Homer's Hymn to the Moon
Published by Mrs. Shelley, "Poetical Works", 1839, 2nd edition; dated 1818.
Daughters of Jove, whose voice is melody, Muses, who know and rule all minstrelsy Sing the wide-winged Moon! Around the earth, From her immortal head in Heaven shot forth, Far light is scattered—boundless glory springs; Where'er she spreads her many-beaming wings The lampless air glows round her golden crown.

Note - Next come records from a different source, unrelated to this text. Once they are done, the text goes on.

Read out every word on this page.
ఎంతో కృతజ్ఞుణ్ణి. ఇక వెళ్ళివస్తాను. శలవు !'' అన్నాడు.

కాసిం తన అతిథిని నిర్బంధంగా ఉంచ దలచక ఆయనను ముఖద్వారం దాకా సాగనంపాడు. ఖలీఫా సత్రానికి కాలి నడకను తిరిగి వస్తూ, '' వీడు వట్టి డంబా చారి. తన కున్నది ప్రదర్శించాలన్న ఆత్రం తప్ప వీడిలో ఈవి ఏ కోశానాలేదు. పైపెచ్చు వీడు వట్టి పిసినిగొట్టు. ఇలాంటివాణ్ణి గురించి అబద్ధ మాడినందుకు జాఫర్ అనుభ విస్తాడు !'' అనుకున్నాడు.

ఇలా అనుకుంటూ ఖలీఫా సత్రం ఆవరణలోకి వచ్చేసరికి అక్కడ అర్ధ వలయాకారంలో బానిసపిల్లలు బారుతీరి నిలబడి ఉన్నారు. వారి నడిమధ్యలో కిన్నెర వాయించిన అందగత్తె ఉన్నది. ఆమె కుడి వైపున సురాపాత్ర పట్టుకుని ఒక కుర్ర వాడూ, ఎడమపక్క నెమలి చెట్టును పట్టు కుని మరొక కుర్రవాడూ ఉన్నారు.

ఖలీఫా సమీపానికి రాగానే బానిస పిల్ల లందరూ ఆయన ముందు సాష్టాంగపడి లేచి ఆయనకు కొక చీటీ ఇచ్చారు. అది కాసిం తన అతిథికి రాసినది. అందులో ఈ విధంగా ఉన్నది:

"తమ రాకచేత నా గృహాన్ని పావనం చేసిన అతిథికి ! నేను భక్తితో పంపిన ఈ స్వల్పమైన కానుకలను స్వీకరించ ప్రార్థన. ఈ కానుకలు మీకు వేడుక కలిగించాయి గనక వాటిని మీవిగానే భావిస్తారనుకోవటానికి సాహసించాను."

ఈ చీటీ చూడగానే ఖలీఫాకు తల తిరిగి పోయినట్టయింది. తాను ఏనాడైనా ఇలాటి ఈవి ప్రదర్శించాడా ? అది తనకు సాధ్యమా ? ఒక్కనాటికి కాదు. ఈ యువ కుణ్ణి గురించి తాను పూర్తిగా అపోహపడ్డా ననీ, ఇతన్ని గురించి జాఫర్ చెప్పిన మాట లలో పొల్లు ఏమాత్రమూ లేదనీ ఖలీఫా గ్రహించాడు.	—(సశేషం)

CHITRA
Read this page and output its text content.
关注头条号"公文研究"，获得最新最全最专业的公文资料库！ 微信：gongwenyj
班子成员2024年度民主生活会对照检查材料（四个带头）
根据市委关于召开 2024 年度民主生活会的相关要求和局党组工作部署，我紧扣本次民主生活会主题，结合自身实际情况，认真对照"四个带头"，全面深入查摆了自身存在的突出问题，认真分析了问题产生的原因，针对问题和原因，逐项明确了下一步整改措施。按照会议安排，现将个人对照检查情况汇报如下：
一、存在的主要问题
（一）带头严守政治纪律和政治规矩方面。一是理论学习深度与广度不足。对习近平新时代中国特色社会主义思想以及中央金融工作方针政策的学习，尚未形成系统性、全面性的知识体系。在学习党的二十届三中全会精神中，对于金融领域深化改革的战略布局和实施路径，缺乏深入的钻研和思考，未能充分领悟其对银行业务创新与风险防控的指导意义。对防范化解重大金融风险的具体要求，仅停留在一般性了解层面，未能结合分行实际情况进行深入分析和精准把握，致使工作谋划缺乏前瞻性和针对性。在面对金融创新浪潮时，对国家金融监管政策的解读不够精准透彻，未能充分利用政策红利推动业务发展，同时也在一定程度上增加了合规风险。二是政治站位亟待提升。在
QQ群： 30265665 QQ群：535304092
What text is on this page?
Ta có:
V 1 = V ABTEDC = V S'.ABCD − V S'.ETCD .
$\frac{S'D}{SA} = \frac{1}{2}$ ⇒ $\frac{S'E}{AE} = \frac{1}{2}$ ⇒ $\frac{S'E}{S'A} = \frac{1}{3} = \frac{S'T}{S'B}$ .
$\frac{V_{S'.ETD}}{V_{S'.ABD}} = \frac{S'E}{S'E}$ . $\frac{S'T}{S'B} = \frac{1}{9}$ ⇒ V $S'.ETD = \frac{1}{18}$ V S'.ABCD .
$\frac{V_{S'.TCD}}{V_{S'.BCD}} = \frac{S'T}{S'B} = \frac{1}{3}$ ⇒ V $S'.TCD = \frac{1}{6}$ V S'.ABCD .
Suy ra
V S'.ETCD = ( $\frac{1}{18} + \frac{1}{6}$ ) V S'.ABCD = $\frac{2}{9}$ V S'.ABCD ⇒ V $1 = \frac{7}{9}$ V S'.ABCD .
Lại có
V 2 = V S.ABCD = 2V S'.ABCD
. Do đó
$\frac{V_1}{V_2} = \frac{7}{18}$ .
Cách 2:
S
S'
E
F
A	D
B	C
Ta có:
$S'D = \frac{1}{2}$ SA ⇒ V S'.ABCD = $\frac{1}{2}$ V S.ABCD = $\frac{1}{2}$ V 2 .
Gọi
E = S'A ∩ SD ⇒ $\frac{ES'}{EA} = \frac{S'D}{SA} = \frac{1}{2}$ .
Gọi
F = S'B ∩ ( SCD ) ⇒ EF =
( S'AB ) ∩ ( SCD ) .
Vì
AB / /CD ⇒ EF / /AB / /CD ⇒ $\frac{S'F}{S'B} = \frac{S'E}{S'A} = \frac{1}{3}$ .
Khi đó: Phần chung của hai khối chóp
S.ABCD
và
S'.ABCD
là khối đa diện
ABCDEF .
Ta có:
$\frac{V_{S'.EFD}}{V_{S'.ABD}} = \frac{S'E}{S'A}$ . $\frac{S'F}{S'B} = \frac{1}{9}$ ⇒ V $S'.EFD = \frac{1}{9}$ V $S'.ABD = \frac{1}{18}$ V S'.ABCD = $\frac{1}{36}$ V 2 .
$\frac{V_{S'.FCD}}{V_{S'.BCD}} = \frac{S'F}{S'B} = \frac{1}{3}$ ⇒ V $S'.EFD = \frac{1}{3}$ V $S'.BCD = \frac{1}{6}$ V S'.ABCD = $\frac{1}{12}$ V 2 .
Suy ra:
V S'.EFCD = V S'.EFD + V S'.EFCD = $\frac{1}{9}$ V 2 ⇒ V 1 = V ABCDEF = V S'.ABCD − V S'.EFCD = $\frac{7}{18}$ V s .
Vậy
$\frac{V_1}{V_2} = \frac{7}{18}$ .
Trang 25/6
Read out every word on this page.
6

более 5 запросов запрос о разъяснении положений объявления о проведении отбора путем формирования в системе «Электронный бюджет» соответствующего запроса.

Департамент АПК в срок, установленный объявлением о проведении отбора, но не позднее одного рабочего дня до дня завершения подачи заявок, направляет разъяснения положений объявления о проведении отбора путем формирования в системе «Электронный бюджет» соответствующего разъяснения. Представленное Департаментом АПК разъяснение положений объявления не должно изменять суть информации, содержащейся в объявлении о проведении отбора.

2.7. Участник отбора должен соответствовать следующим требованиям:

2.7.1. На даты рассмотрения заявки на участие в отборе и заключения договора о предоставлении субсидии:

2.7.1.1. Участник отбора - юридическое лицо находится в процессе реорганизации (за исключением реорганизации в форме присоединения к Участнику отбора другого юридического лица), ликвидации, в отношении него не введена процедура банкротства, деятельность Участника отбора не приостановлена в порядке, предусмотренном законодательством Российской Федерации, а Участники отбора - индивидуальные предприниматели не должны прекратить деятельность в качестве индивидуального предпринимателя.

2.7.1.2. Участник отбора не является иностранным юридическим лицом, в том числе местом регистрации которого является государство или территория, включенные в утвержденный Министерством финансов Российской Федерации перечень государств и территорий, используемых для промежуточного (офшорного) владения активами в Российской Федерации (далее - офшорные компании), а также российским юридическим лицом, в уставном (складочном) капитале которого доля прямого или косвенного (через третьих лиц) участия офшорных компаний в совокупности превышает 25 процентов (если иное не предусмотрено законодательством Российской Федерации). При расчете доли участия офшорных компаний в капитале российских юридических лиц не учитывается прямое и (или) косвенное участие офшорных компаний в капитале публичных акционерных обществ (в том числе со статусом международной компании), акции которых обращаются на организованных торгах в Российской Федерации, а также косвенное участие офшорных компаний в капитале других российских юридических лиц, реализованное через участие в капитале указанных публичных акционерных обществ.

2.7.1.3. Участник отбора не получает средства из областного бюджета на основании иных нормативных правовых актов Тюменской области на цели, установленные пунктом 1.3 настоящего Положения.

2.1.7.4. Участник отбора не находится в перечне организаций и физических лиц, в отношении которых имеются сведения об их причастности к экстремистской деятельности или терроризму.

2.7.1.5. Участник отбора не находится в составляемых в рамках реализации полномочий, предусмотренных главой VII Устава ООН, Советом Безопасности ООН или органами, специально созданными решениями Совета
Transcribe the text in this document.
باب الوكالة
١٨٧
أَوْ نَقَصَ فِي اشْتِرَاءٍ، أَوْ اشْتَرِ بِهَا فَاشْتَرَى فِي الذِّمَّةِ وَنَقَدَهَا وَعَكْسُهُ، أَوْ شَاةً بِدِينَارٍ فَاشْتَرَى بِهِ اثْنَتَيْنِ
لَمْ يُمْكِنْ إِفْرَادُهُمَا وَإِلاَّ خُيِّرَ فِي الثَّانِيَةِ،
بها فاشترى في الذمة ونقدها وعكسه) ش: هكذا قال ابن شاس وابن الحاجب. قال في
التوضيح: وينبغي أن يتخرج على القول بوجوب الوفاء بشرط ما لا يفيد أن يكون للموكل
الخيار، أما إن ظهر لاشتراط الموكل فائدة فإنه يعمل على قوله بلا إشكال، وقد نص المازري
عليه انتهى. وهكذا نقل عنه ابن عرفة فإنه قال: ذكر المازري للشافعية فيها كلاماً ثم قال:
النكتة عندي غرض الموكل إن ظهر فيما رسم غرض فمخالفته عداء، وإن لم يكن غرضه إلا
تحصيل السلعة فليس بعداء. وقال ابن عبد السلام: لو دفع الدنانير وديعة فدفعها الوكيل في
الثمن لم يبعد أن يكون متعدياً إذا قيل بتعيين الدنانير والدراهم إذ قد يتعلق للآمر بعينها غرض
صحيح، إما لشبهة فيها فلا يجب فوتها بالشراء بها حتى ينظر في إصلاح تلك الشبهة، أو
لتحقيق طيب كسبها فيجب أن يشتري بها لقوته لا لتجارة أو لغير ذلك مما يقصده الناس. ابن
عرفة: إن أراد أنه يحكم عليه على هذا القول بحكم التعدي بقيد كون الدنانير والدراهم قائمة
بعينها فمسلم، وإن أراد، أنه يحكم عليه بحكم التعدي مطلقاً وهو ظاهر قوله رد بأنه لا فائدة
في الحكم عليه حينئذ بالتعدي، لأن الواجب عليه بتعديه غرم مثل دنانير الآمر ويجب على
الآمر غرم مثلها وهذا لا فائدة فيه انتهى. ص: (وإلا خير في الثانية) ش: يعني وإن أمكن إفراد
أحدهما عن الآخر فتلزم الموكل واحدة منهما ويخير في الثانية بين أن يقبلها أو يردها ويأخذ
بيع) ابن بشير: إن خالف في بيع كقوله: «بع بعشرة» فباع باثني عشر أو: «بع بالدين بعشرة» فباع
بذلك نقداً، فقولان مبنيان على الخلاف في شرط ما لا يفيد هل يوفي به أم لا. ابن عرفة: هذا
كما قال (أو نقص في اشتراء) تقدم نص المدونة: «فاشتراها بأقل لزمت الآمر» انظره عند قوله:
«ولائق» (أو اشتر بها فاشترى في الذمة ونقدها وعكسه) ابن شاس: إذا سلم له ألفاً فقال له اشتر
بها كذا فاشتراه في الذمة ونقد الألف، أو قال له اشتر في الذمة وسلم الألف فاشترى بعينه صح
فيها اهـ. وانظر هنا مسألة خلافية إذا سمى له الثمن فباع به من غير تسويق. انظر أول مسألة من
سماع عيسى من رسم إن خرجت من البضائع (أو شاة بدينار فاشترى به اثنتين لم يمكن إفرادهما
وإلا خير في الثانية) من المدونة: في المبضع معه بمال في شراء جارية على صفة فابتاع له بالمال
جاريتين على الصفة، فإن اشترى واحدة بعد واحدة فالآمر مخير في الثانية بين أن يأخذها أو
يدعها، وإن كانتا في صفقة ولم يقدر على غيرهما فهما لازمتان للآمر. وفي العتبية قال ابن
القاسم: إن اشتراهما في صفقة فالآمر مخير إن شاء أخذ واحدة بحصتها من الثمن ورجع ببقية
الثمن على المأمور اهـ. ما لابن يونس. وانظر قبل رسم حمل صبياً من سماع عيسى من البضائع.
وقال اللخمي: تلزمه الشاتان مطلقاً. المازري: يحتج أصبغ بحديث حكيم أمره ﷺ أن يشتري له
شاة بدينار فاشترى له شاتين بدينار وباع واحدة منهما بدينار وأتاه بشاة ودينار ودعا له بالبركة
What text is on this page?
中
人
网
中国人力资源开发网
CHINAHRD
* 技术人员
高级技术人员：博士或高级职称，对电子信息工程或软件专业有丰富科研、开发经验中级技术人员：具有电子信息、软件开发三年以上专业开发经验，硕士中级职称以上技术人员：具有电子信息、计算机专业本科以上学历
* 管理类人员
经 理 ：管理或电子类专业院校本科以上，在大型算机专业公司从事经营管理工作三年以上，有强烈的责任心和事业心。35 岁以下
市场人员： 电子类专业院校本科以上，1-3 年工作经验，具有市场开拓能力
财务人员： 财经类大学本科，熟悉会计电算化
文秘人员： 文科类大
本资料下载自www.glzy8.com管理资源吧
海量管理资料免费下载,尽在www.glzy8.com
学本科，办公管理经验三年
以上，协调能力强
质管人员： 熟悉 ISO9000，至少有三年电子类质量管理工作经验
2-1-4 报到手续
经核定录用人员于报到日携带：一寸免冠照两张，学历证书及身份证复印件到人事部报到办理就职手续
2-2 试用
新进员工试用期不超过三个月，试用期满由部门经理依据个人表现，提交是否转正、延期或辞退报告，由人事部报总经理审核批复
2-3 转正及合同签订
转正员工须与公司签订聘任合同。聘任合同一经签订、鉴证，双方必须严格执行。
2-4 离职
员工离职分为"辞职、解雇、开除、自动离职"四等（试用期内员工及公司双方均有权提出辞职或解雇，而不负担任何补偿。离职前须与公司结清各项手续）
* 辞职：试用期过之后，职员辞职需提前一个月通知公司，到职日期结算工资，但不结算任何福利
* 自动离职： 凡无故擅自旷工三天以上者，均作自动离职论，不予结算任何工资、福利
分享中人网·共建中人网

But when the Moon divine from Heaven is gone Under the sea, her beams within abide, Till, bathing her bright limbs in Ocean's tide, Clothing her form in garments glittering far, And having yoked to her immortal car The beam-invested steeds whose necks on high Curve back, she drives to a remoter sky A western Crescent, borne impetuously. Then is made full the circle of her light, And as she grows, her beams more bright and bright Are poured from Heaven, where she is hovering then, A wonder and a sign to mortal men.
The Son of Saturn with this glorious Power Mingled in love and sleep—to whom she bore Pandeia, a bright maid of beauty rare Among the Gods, whose lives eternal are.
Hail Queen, great Moon, white-armed Divinity, Fair-haired and favourable! thus with thee My song beginning, by its music sweet Shall make immortal many a glorious feat Of demigods, with lovely lips, so well Which minstrels, servants of the Muses, tell.